Fuente: El Faro de Ceuta
Fuente: El Faro de Melilla
Detrás de cada promontorio, picacho o surco del
terreno angosto, hay una chilaba que se camufla y con ella, un hombre
incógnito, experimentado y firme en su razón de ser: el rifeño.
Desde las postrimerías del siglo XVIII hasta la Independencia
de Marruecos (2/III/1956), se suceden una cadena inacabable de Tratados,
Conferencias, Acuerdos y Estatutos que atañen al Norte de África, Sidi Ifni y
el Sahara, que indiscutiblemente obligan a retrotraerse en el tiempo hasta el verano
de 1921: intervalo en que se incuba una derrota aplastante hostigada por los
rebeldes rifeños, brillando por su ausencia el mando y el restablecimiento del
orden.
Con lo cual, la presencia Hispana viene dada desde
hace nada más y nada menos, que seis siglos: en 1497, la Plaza de Melilla es tomada
por D. Pedro de Estopiñán y Virués (1470-1505); en 1508, el Peñón de Vélez de
la Gomera es conquistado por D. Pedro Navarro (1460-1528); en 1673, el Peñón de
Alhucemas por el príncipe de Montesorcho; en 1460, la Plaza de Ceuta es ocupada
por el Reino de Portugal y, posteriormente, en 1640, cedida a España.

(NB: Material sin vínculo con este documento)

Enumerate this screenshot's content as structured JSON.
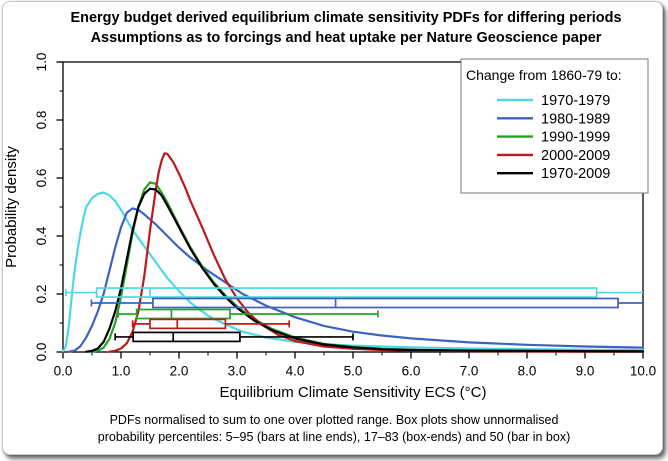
{
  "chart_data": {
    "type": "line",
    "title": "Energy budget derived equilibrium climate sensitivity PDFs for differing periods",
    "subtitle": "Assumptions as to forcings and heat uptake per Nature Geoscience paper",
    "xlabel": "Equilibrium Climate Sensitivity ECS (°C)",
    "ylabel": "Probability density",
    "xlim": [
      0,
      10
    ],
    "ylim": [
      0,
      1
    ],
    "grid": false,
    "x_major_ticks": [
      0,
      1,
      2,
      3,
      4,
      5,
      6,
      7,
      8,
      9,
      10
    ],
    "x_tick_labels": [
      "0.0",
      "1.0",
      "2.0",
      "3.0",
      "4.0",
      "5.0",
      "6.0",
      "7.0",
      "8.0",
      "9.0",
      "10.0"
    ],
    "x_minor_ticks": [
      0.5,
      1.5,
      2.5,
      3.5,
      4.5,
      5.5,
      6.5,
      7.5,
      8.5,
      9.5
    ],
    "y_major_ticks": [
      0,
      0.2,
      0.4,
      0.6,
      0.8,
      1.0
    ],
    "y_tick_labels": [
      "0.0",
      "0.2",
      "0.4",
      "0.6",
      "0.8",
      "1.0"
    ],
    "y_minor_ticks": [
      0.1,
      0.3,
      0.5,
      0.7,
      0.9
    ],
    "legend": {
      "position": "top-right",
      "title": "Change from 1860-79 to:",
      "items": [
        {
          "label": "1970-1979",
          "color": "#4ed7e8"
        },
        {
          "label": "1980-1989",
          "color": "#3e62c4"
        },
        {
          "label": "1990-1999",
          "color": "#27a327"
        },
        {
          "label": "2000-2009",
          "color": "#be1a1a"
        },
        {
          "label": "1970-2009",
          "color": "#000000"
        }
      ]
    },
    "series": [
      {
        "name": "1970-1979",
        "color": "#4ed7e8",
        "points": [
          [
            0,
            0.002
          ],
          [
            0.05,
            0.02
          ],
          [
            0.1,
            0.09
          ],
          [
            0.15,
            0.19
          ],
          [
            0.2,
            0.28
          ],
          [
            0.25,
            0.35
          ],
          [
            0.3,
            0.41
          ],
          [
            0.35,
            0.46
          ],
          [
            0.4,
            0.5
          ],
          [
            0.5,
            0.53
          ],
          [
            0.6,
            0.545
          ],
          [
            0.7,
            0.55
          ],
          [
            0.8,
            0.54
          ],
          [
            0.9,
            0.52
          ],
          [
            1.0,
            0.49
          ],
          [
            1.1,
            0.455
          ],
          [
            1.2,
            0.42
          ],
          [
            1.4,
            0.365
          ],
          [
            1.6,
            0.31
          ],
          [
            1.8,
            0.255
          ],
          [
            2.0,
            0.21
          ],
          [
            2.2,
            0.17
          ],
          [
            2.5,
            0.125
          ],
          [
            2.8,
            0.095
          ],
          [
            3.1,
            0.07
          ],
          [
            3.5,
            0.05
          ],
          [
            4.0,
            0.035
          ],
          [
            4.5,
            0.027
          ],
          [
            5.0,
            0.022
          ],
          [
            6.0,
            0.016
          ],
          [
            7.0,
            0.012
          ],
          [
            8.0,
            0.01
          ],
          [
            9.0,
            0.008
          ],
          [
            10,
            0.007
          ]
        ]
      },
      {
        "name": "1980-1989",
        "color": "#3e62c4",
        "points": [
          [
            0.1,
            0.001
          ],
          [
            0.2,
            0.005
          ],
          [
            0.3,
            0.02
          ],
          [
            0.4,
            0.05
          ],
          [
            0.5,
            0.09
          ],
          [
            0.6,
            0.14
          ],
          [
            0.7,
            0.2
          ],
          [
            0.8,
            0.28
          ],
          [
            0.9,
            0.36
          ],
          [
            1.0,
            0.43
          ],
          [
            1.1,
            0.48
          ],
          [
            1.2,
            0.495
          ],
          [
            1.3,
            0.49
          ],
          [
            1.4,
            0.475
          ],
          [
            1.6,
            0.44
          ],
          [
            1.8,
            0.4
          ],
          [
            2.0,
            0.36
          ],
          [
            2.2,
            0.325
          ],
          [
            2.5,
            0.28
          ],
          [
            2.8,
            0.24
          ],
          [
            3.1,
            0.2
          ],
          [
            3.5,
            0.16
          ],
          [
            4.0,
            0.12
          ],
          [
            4.5,
            0.09
          ],
          [
            5.0,
            0.07
          ],
          [
            5.5,
            0.057
          ],
          [
            6.0,
            0.047
          ],
          [
            7.0,
            0.033
          ],
          [
            8.0,
            0.025
          ],
          [
            9.0,
            0.019
          ],
          [
            10,
            0.015
          ]
        ]
      },
      {
        "name": "1990-1999",
        "color": "#27a327",
        "points": [
          [
            0.5,
            0.001
          ],
          [
            0.6,
            0.004
          ],
          [
            0.7,
            0.015
          ],
          [
            0.8,
            0.045
          ],
          [
            0.9,
            0.1
          ],
          [
            1.0,
            0.19
          ],
          [
            1.1,
            0.3
          ],
          [
            1.2,
            0.41
          ],
          [
            1.3,
            0.5
          ],
          [
            1.4,
            0.56
          ],
          [
            1.5,
            0.585
          ],
          [
            1.6,
            0.58
          ],
          [
            1.7,
            0.55
          ],
          [
            1.8,
            0.515
          ],
          [
            1.9,
            0.475
          ],
          [
            2.0,
            0.435
          ],
          [
            2.2,
            0.36
          ],
          [
            2.4,
            0.295
          ],
          [
            2.6,
            0.24
          ],
          [
            2.8,
            0.195
          ],
          [
            3.0,
            0.158
          ],
          [
            3.3,
            0.113
          ],
          [
            3.6,
            0.08
          ],
          [
            4.0,
            0.05
          ],
          [
            4.5,
            0.028
          ],
          [
            5.0,
            0.017
          ],
          [
            5.5,
            0.011
          ],
          [
            6.0,
            0.008
          ],
          [
            7.0,
            0.005
          ],
          [
            8.0,
            0.004
          ],
          [
            9.0,
            0.003
          ],
          [
            10,
            0.003
          ]
        ]
      },
      {
        "name": "2000-2009",
        "color": "#be1a1a",
        "points": [
          [
            0.8,
            0.001
          ],
          [
            0.9,
            0.004
          ],
          [
            1.0,
            0.012
          ],
          [
            1.1,
            0.03
          ],
          [
            1.2,
            0.07
          ],
          [
            1.3,
            0.14
          ],
          [
            1.4,
            0.26
          ],
          [
            1.5,
            0.42
          ],
          [
            1.6,
            0.56
          ],
          [
            1.65,
            0.62
          ],
          [
            1.7,
            0.66
          ],
          [
            1.75,
            0.685
          ],
          [
            1.8,
            0.683
          ],
          [
            1.9,
            0.655
          ],
          [
            2.0,
            0.615
          ],
          [
            2.1,
            0.57
          ],
          [
            2.2,
            0.52
          ],
          [
            2.4,
            0.43
          ],
          [
            2.6,
            0.335
          ],
          [
            2.8,
            0.25
          ],
          [
            3.0,
            0.185
          ],
          [
            3.2,
            0.135
          ],
          [
            3.4,
            0.098
          ],
          [
            3.7,
            0.06
          ],
          [
            4.0,
            0.038
          ],
          [
            4.5,
            0.019
          ],
          [
            5.0,
            0.011
          ],
          [
            5.5,
            0.007
          ],
          [
            6.0,
            0.005
          ],
          [
            7.0,
            0.003
          ],
          [
            8.0,
            0.002
          ],
          [
            9.0,
            0.0015
          ],
          [
            10,
            0.001
          ]
        ]
      },
      {
        "name": "1970-2009",
        "color": "#000000",
        "points": [
          [
            0.4,
            0.001
          ],
          [
            0.5,
            0.004
          ],
          [
            0.6,
            0.012
          ],
          [
            0.7,
            0.035
          ],
          [
            0.8,
            0.08
          ],
          [
            0.9,
            0.14
          ],
          [
            1.0,
            0.22
          ],
          [
            1.1,
            0.32
          ],
          [
            1.2,
            0.42
          ],
          [
            1.3,
            0.5
          ],
          [
            1.4,
            0.545
          ],
          [
            1.5,
            0.563
          ],
          [
            1.6,
            0.56
          ],
          [
            1.7,
            0.54
          ],
          [
            1.8,
            0.505
          ],
          [
            1.9,
            0.468
          ],
          [
            2.0,
            0.43
          ],
          [
            2.2,
            0.355
          ],
          [
            2.4,
            0.29
          ],
          [
            2.6,
            0.235
          ],
          [
            2.8,
            0.19
          ],
          [
            3.0,
            0.152
          ],
          [
            3.3,
            0.108
          ],
          [
            3.6,
            0.076
          ],
          [
            4.0,
            0.047
          ],
          [
            4.5,
            0.026
          ],
          [
            5.0,
            0.016
          ],
          [
            5.5,
            0.01
          ],
          [
            6.0,
            0.007
          ],
          [
            7.0,
            0.005
          ],
          [
            8.0,
            0.004
          ],
          [
            9.0,
            0.003
          ],
          [
            10,
            0.002
          ]
        ]
      }
    ],
    "boxplots": [
      {
        "name": "1970-1979",
        "color": "#4ed7e8",
        "level": 0.205,
        "p5": 0.05,
        "p17": 0.58,
        "p50": 1.5,
        "p83": 9.2,
        "p95": 10.0,
        "p5_cap": true,
        "p95_cap": false
      },
      {
        "name": "1980-1989",
        "color": "#3e62c4",
        "level": 0.169,
        "p5": 0.49,
        "p17": 1.55,
        "p50": 4.7,
        "p83": 9.57,
        "p95": 10.0,
        "p5_cap": true,
        "p95_cap": false
      },
      {
        "name": "1990-1999",
        "color": "#27a327",
        "level": 0.131,
        "p5": 0.95,
        "p17": 1.27,
        "p50": 1.87,
        "p83": 2.88,
        "p95": 5.43,
        "p5_cap": true,
        "p95_cap": true
      },
      {
        "name": "2000-2009",
        "color": "#be1a1a",
        "level": 0.097,
        "p5": 1.2,
        "p17": 1.5,
        "p50": 1.97,
        "p83": 2.8,
        "p95": 3.9,
        "p5_cap": true,
        "p95_cap": true
      },
      {
        "name": "1970-2009",
        "color": "#000000",
        "level": 0.052,
        "p5": 0.9,
        "p17": 1.21,
        "p50": 1.9,
        "p83": 3.05,
        "p95": 5.0,
        "p5_cap": true,
        "p95_cap": true
      }
    ],
    "footnote_line1": "PDFs normalised to sum to one over plotted range. Box plots show unnormalised",
    "footnote_line2": "probability percentiles: 5–95 (bars at line ends), 17–83 (box-ends) and 50 (bar in box)"
  }
}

Atendiendo a un herido en el Desastre de Annual.
Sin embargo, el colonialismo en Marruecos (1859-1936) transita
por múltiples coyunturas, acentuándose la conquista de Tetuán y la rúbrica del ‘Tratado
de Wad-Ras’ (26/IV/1860), con el que España amplia el territorio de las Plazas
de Ceuta y Melilla y recibe el pequeño espacio de Santa Cruz de Mar Pequeña. Años
más tarde, tras el ‘Desastre del Barranco del Lobo’ (27/VII/1909), se alcanza
una etapa de incursión pacífica que persiste de 1904 a 1912, respectivamente. Seguidamente,
acontece la irrupción bélica hasta 1926, con las ‘Fuerzas Coloniales Españolas’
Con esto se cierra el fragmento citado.